THE MANAGER of Baillie Gifford’s £1.4 billion Monks Investment Trust has said the vehicle’s strong performance in the past year vindicates the investment decisions he took when inheriting the fund two years ago.

In the 12 months to the end of April the trust, whose global mandate sees it invest in names such as Amazon, Ryanair and Samsung Electronics, made a net asset value total return of 40 per cent, outperforming the FTSE World Index by nine percentage points. Its shares were trading at a discount of 0.6 per cent.

When current manager Charles Plowden took over the trust from fellow Baillie Gifford manager Gerald Smith in March 2015 the trust was just coming to the end of a year in which it underperformed the benchmark by five percentage points and traded at a discount of just under nine per cent.

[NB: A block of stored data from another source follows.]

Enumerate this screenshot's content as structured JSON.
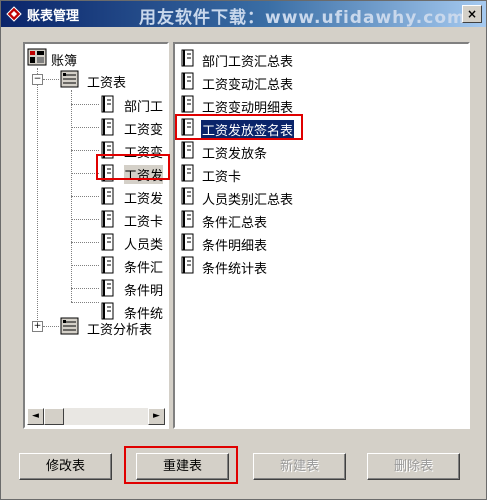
{
  "window": {
    "title": "账表管理",
    "watermark": "用友软件下载：www.ufidawhy.com",
    "close_glyph": "×"
  },
  "tree": {
    "root": {
      "label": "账簿"
    },
    "groups": [
      {
        "label": "工资表",
        "expanded": true,
        "expander": "−",
        "items": [
          "部门工",
          "工资变",
          "工资变",
          "工资发",
          "工资发",
          "工资卡",
          "人员类",
          "条件汇",
          "条件明",
          "条件统"
        ]
      },
      {
        "label": "工资分析表",
        "expanded": false,
        "expander": "+"
      }
    ],
    "highlighted_item_index": 3
  },
  "scrollbar": {
    "left_arrow": "◄",
    "right_arrow": "►"
  },
  "list": {
    "items": [
      "部门工资汇总表",
      "工资变动汇总表",
      "工资变动明细表",
      "工资发放签名表",
      "工资发放条",
      "工资卡",
      "人员类别汇总表",
      "条件汇总表",
      "条件明细表",
      "条件统计表"
    ],
    "selected_index": 3
  },
  "buttons": {
    "modify": "修改表",
    "rebuild": "重建表",
    "new": "新建表",
    "delete": "删除表"
  },
  "colors": {
    "highlight_box": "#e00000",
    "selection": "#0a246a",
    "title_bar": "#0a246a"
  }
}
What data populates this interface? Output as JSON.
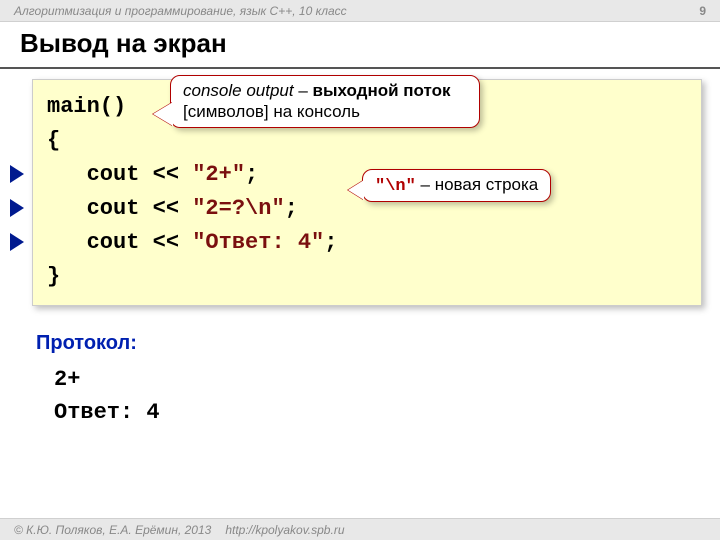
{
  "header": {
    "subject": "Алгоритмизация и программирование, язык  C++, 10 класс",
    "page": "9"
  },
  "title": "Вывод на экран",
  "code": {
    "l1": "main()",
    "l2": "{",
    "l3_indent": "   ",
    "l3_cout": "cout",
    "l3_op": " << ",
    "l3_str": "\"2+\"",
    "l3_semi": ";",
    "l4_indent": "   ",
    "l4_cout": "cout",
    "l4_op": " << ",
    "l4_str": "\"2=?\\n\"",
    "l4_semi": ";",
    "l5_indent": "   ",
    "l5_cout": "cout",
    "l5_op": " << ",
    "l5_str": "\"Ответ: 4\"",
    "l5_semi": ";",
    "l6": "}"
  },
  "callout1": {
    "part1": "console output",
    "part2": " – ",
    "part3": "выходной поток",
    "part4": " [символов] на консоль"
  },
  "callout2": {
    "nl": "\"\\n\"",
    "rest": " – новая строка"
  },
  "protocol": {
    "label": "Протокол:",
    "out1": "2+",
    "out2": "Ответ: 4"
  },
  "footer": {
    "copyright": "© К.Ю. Поляков, Е.А. Ерёмин, 2013",
    "url": "http://kpolyakov.spb.ru"
  }
}
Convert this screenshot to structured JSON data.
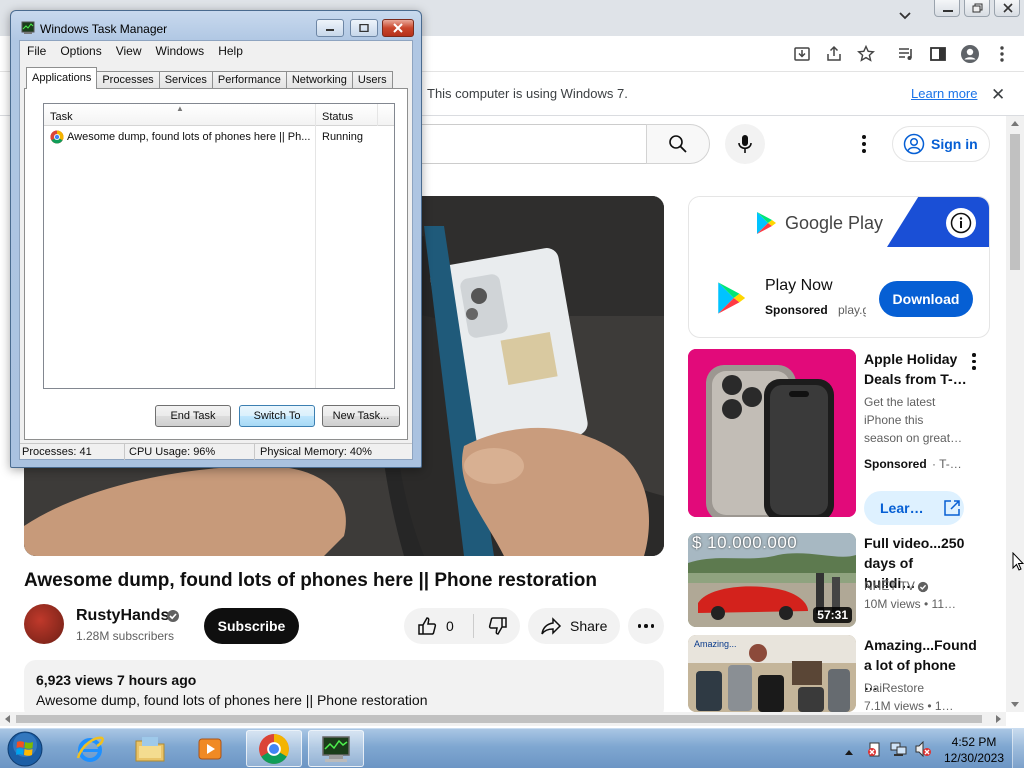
{
  "browser": {
    "infobar": {
      "message": "This computer is using Windows 7.",
      "learn_more": "Learn more"
    }
  },
  "youtube": {
    "sign_in": "Sign in",
    "video": {
      "title": "Awesome dump, found lots of phones here || Phone restoration",
      "channel": "RustyHands",
      "subscribers": "1.28M subscribers",
      "subscribe": "Subscribe",
      "likes": "0",
      "share": "Share",
      "views_time": "6,923 views  7 hours ago",
      "description": "Awesome dump, found lots of phones here || Phone restoration"
    },
    "ad": {
      "banner": "Google Play",
      "title": "Play Now",
      "sponsored": "Sponsored",
      "domain": "play.google.com",
      "cta": "Download"
    },
    "recommendations": [
      {
        "title": "Apple Holiday Deals from T-…",
        "line1": "Get the latest",
        "line2": "iPhone this",
        "line3": "season on great…",
        "sponsored": "Sponsored",
        "sponsor_suffix": "· T-…",
        "cta": "Lear…"
      },
      {
        "title": "Full video...250 days of buildi…",
        "thumb_overlay": "$ 10.000.000",
        "channel": "NHẾT TV",
        "meta": "10M views  •  11…",
        "duration": "57:31"
      },
      {
        "title": "Amazing...Found a lot of phone …",
        "thumb_overlay": "Amazing...",
        "channel": "DaiRestore",
        "meta": "7.1M views  •  1…"
      }
    ]
  },
  "taskmgr": {
    "title": "Windows Task Manager",
    "menu": [
      "File",
      "Options",
      "View",
      "Windows",
      "Help"
    ],
    "tabs": [
      "Applications",
      "Processes",
      "Services",
      "Performance",
      "Networking",
      "Users"
    ],
    "columns": {
      "task": "Task",
      "status": "Status"
    },
    "rows": [
      {
        "task": "Awesome dump, found lots of phones here || Ph...",
        "status": "Running"
      }
    ],
    "buttons": {
      "end_task": "End Task",
      "switch_to": "Switch To",
      "new_task": "New Task..."
    },
    "status": {
      "processes": "Processes: 41",
      "cpu": "CPU Usage: 96%",
      "memory": "Physical Memory: 40%"
    }
  },
  "taskbar": {
    "time": "4:52 PM",
    "date": "12/30/2023"
  }
}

While trust chairman James Ferguson said that the weakness of sterling in the last year had benefited the trust, he added that most of its outperformance was down to Mr Plowden revamping the portfolio to invest only in growth stocks.

Mr Plowden, who noted that two years is too short a time horizon to judge performance on, said the result were nevertheless “a more than satisfactory outcome”.

Over the year 29 of the fund’s holdings grew by more than 50 per cent, with Amazon, Royal Caribbean Cruises and Naspers contributing the most to overall returns.